EU Banking Authority Payment Fraud Consult May Impact PSD2

The European Banking Authority (EBA) on Tuesday, April 19 will close a public consultation launched in January to better understand certain trends of payment fraud in Europe, and to figure out the origins of some types of fraud by payment method. 

The discussion paper released by the EBA in January analyzed payment fraud data provided by the national competent authorities (NCA) during 4 semesters, from H1 20219 to H2 2020, for credit card payments, credit transfers and cash withdrawals. While the data is reliable for most of the periods and payment methods, the EBA warned that as the NCA didn’t provide enough information for some segments, the report excluded data for certain countries and periods to avoid inconsistencies. 

The responses provided by stakeholders will likely be used to understand the origins of certain types of fraud and to design better guidelines in the future. The EBA didn’t suggest that this data will also be used for the future amendment of the payment service directive 2 (PSD2) — which, according to the European Commission, could begin preparatory work in 2022 — but such use can’t be ruled out, since the data analyzed in the report is some of the data required by the PSD2. 

The preliminary findings by the EBA are, in most cases, in line with what one could expect for payment transactions. For instance, the fraud rate for credit card transactions is higher (up to 42 times higher) than credit transfers. The data shows that card payments are by far the most frequently used payment instrument, and that these transactions experience higher fraud rates but lower average fraud amounts compared with other selected payment instruments. 

Another expected trend is the fraud rate for domestic versus cross-border transactions. Fraudulent cross-border transactions represent 17 % of fraudulent cash withdrawals, 31 % of fraudulent credit transfers, 81% of fraudulent card payments reported by issuers and 94 % of fraudulent card payments reported by acquirers. If we look at more disaggregated data, the fraud rate of non-remote card payments for domestic payments (within the same country) is just 0.0007% — this figure goes up to 0.002% if the payment is outside the country but still within the European Economic Area (EEA), but this figure goes up to 0.1% if the payment is outside the EEA. 
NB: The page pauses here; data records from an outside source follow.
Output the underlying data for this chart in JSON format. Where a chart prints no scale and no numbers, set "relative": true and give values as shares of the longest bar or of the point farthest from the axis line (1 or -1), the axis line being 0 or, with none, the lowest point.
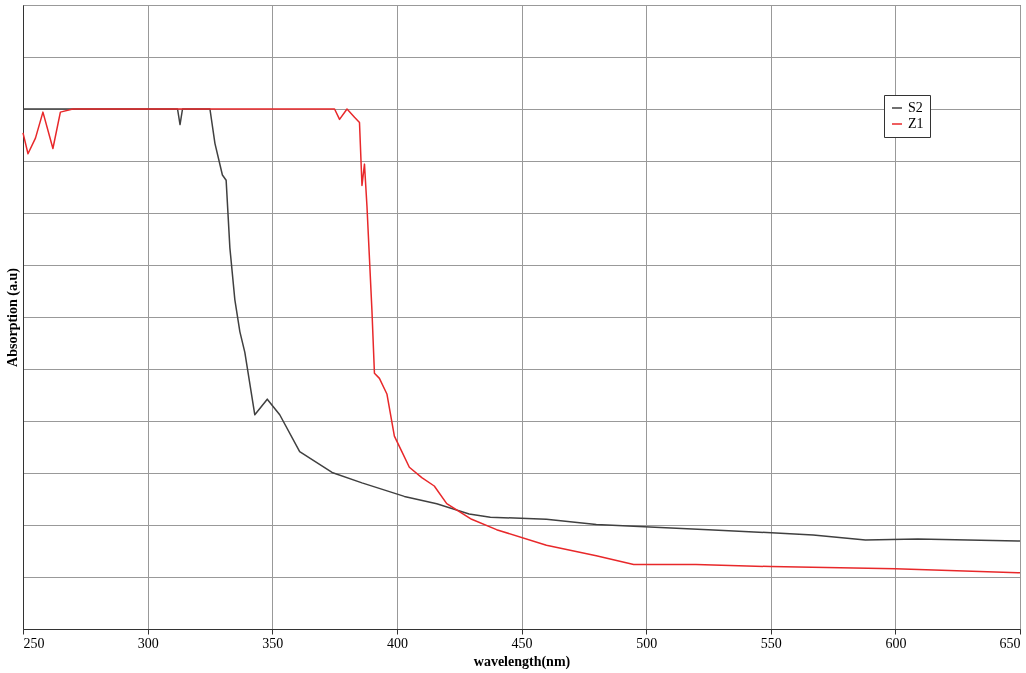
{
  "chart_data": {
    "type": "line",
    "xlabel": "wavelength(nm)",
    "ylabel": "Absorption (a.u)",
    "relative": true,
    "xlim": [
      250,
      650
    ],
    "xticks": [
      250,
      300,
      350,
      400,
      450,
      500,
      550,
      600,
      650
    ],
    "grid": true,
    "legend": "top right",
    "line_style": "solid",
    "marker": "none",
    "series": [
      {
        "name": "S2",
        "color": "#404040",
        "x": [
          250,
          300,
          312,
          313,
          314,
          325,
          327,
          330,
          331.5,
          333,
          335,
          337,
          339,
          343,
          348,
          353,
          361,
          374,
          386,
          403,
          416,
          429,
          437.5,
          460,
          480,
          525,
          567,
          588,
          609,
          650
        ],
        "values": [
          1,
          1,
          1,
          0.97,
          1,
          1,
          0.934,
          0.873,
          0.863,
          0.733,
          0.633,
          0.572,
          0.532,
          0.412,
          0.442,
          0.412,
          0.341,
          0.301,
          0.281,
          0.255,
          0.241,
          0.221,
          0.215,
          0.211,
          0.201,
          0.191,
          0.181,
          0.171,
          0.173,
          0.169
        ]
      },
      {
        "name": "Z1",
        "color": "#e8282a",
        "x": [
          250,
          252,
          255,
          258,
          262,
          265,
          270,
          375,
          377,
          380,
          383,
          385,
          386,
          387,
          388,
          390,
          391,
          393,
          396,
          399,
          402,
          405,
          410,
          415,
          420,
          430,
          440,
          460,
          480,
          495,
          520,
          550,
          600,
          650
        ],
        "values": [
          0.954,
          0.914,
          0.944,
          0.994,
          0.924,
          0.994,
          1,
          1,
          0.98,
          1,
          0.984,
          0.974,
          0.853,
          0.894,
          0.813,
          0.612,
          0.492,
          0.482,
          0.452,
          0.371,
          0.341,
          0.311,
          0.291,
          0.275,
          0.241,
          0.211,
          0.191,
          0.161,
          0.141,
          0.124,
          0.124,
          0.12,
          0.116,
          0.108
        ]
      }
    ]
  }
}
But perhaps the most interesting part of the report is about the data and trends that are “inconclusive,” according to the EBA. For instance, the report found that the fraud rates in transactions authenticated with Strong Customer Authentication (SCA) were generally lower than in transactions without SCA. However, this doesn’t hold true in remote credit transfers, where the fraud share for credit transfers authenticated with SCA is two times higher compared to transactions without SCA. One possible explanation: authorized push payment fraud. These are transactions initiated by the account holder as a result of a scam, a fake ad or phishing. For these cases the EBA suggests that “the implementation of SCA is not sufficient to prevent fraud.” The EBA is asking stakeholders to provide further explanations that could potentially explain this data. This type of fraud has grown in the last years with the help of social media and due to COVID-19, and some countries like the U.K. are passing new laws (i.e. the Online Safety Bill) that could prevent scammers from using online platforms to reach potential victims. 

Read More: UK Online Safety Bill Can Reduce Authorized Push Payment Fraud 

Another area that may require further analysis is who should bear the losses for fraudulent payments. The data shows that users bear 68% of the losses due to fraudulent credit transfers, and similar data is provided for cash withdrawals. For card payments it is around 30%. Yet, according to the EBA, “this pattern is somewhat at odds with Article 73 of the PSD2, which provides that liability for unauthorized transactions should lie primarily with the Payment Service Providers (PSPs) (unless the user has acted fraudulently).” The data isn’t consistent across Member States either. The EBA doesn’t suggest that it will act to reduce these differences or to make sure that the liabilities lie with the PSPs, but it is noticeable that one third of the questions for the stakeholders in this consultation refer to this particular issue.